Tokoh aliran idealisme adalah Plato (427-374 SM),
murid Sokrates. Aliran idealisme merupakan suatu aliran ilmu filsafat yang
mengagungkan jiwa. Menurutnya, cita adalah gambaran asli yang semata-mata
bersifat rohani dan jiwa terletak di antara gambaran asli (cita) dengan
bayangan dunia yang ditangkap oleh panca indera. Pertemuan antara
jiwa dan cita melahirkan suatu angan-angan yaitu dunia idea. Aliran ini
memandang serta menganggap bahwa yang nyata hanyalah idea. Idea sendiri selalu
tetap atau tidak mengalami perubahan serta penggeseran, yang mengalami gerak
tidak dikategorikan idea.
Keberadaan idea tidak tampak dalam wujud lahiriah,
tetapi gambaran yang asli hanya dapat dipotret oleh jiwa murni. Alam dalam
pandangan idealisme adalah gambaran dari dunia idea, sebab posisinya tidak
menetap. Sedangkan yang dimaksud dengan idea adalah hakikat murni dan asli.
Keberadaannya sangat absolut dan kesempurnaannya sangat mutlak, tidak bisa
dijangkau oleh material. Pada kenyataannya, idea digambarkan dengan dunia yang
tidak berbentuk demikian jiwa bertempat di dalam dunia yang tidak bertubuh yang
dikatakan dunia idea.
Plato yang memiliki filsafat beraliran idealisme yang
realistis mengemukakan bahwa jalan untuk membentuk masyarakat menjadi stabil
adalah menentukan kedudukan yang pasti bagi setiap orang dan setiap kelas
menurut kapasitas masin-masing dalam masyarakat sebagai keseluruhan. Mereka
yang memiliki kebajikan dan kebijaksanaan yang cukup dapat menduduki posisi
yang tinggi, selanjutnya berurutan ke bawah. Misalnya, dari atas ke bawah,
dimulai dari raja, filosof, perwira, prajurit sampai kepada pekerja dan budak.

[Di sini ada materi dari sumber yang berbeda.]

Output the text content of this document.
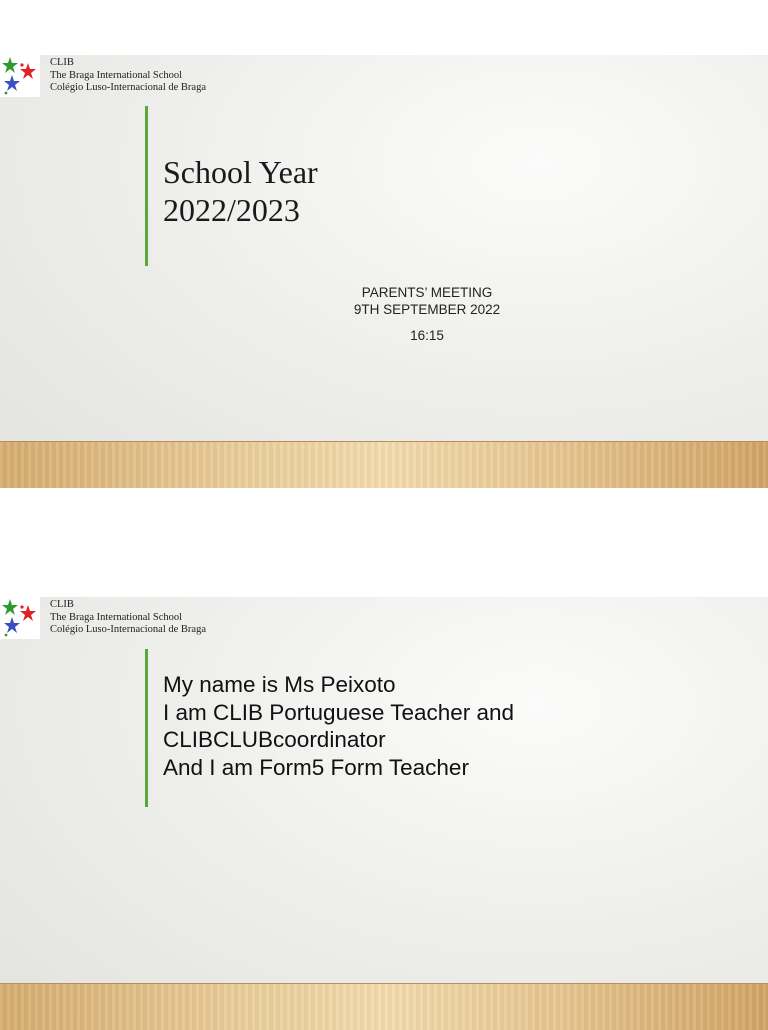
CLIB
The Braga International School
Colégio Luso-Internacional de Braga
School Year
2022/2023
PARENTS’ MEETING
9TH SEPTEMBER 2022
16:15
CLIB
The Braga International School
Colégio Luso-Internacional de Braga
My name is Ms Peixoto
I am CLIB Portuguese Teacher and
CLIBCLUBcoordinator
And I am Form5 Form Teacher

Yang menduduki urutan paling atas adalah mereka yang telah bertahun-tahun
mengalami pendidikan dan latihan serta telah memperlihatkan sifat
superioritasnya dalam melawan berbagai godaan, serta dapat menunjukkan cara
hidup menurut kebenaran tertinggi.
Mengenai kebenaran tertinggi, dengan doktrin yang
terkenal dengan istilah ide, Plato mengemukakan bahwa dunia ini tetap dan
jenisnya satu, sedangkan ide tertinggi adalah kebaikan.Tugas ide adalah memimpin
budi manusia dalam menjadi contoh bagi pengalaman. Siapa saja yang telah
menguasai ide, ia akan mengetahui jalan yang pasti, sehingga dapat menggunakan
sebagai alat untuk mengukur, mengklasifikasikan dan menilai segala sesuatu yang
dialami sehari-hari.
3)
Filsafat pendidikan perenialisme yang didukung oleh
idealisme.
Kadangkala dunia idea adalah pekerjaan rohani yang berupa angan-angan
untuk mewujudkan cita-cita yang arealnya merupakan lapangan metafisis di luar
alam yang nyata. Menurut Berguseon, rohani merupakan sasaran untuk mewujudkan
suatu visi yang lebih jauh jangkauannya, yaitu intuisi dengan melihat kenyataan
bukan sebagai materi yang beku maupun dunia luar yang tak dapat dikenal,
melainkan dunia daya hidup yang kreatif (Peursen, 1978:36). Aliran idealisme
kenyataannya sangat identik dengan alam dan lingkungan sehingga melahirkan dua
macam realita. Pertama, yang tampak yaitu apa yang dialami oleh kita selaku
makhluk hidup dalam lingkungan ini seperti ada yang datang dan pergi, ada yang
hidup dan ada yang demikian seterusnya. Kedua, adalah realitas sejati, yang merupakan
sifat yang kekal dan sempurna (idea), gagasan dan pikiran yang utuh di dalamnya
terdapat nilai-nilai yang murni dan asli, kemudian kemutlakan dan kesejatian
kedudukannya lebih tinggi dari yang tampak, karena idea merupakan wujud yang
hakiki.
Prinsipnya, aliran idealisme mendasari semua yang ada. Yang nyata di alam
ini hanya idea, dunia idea merupakan lapangan rohani dan bentuknya tidak sama
dengan alam nyata seperti yang tampak dan tergambar. Sedangkan ruangannya tidak
mempunyai batas dan tumpuan yang paling akhir dari idea adalah arche yang merupakan tempat kembali
kesempurnaan yang disebut dunia idea dengan Tuhan, arche, sifatnya kekal dan sedikit pun tidak mengalami perubahan.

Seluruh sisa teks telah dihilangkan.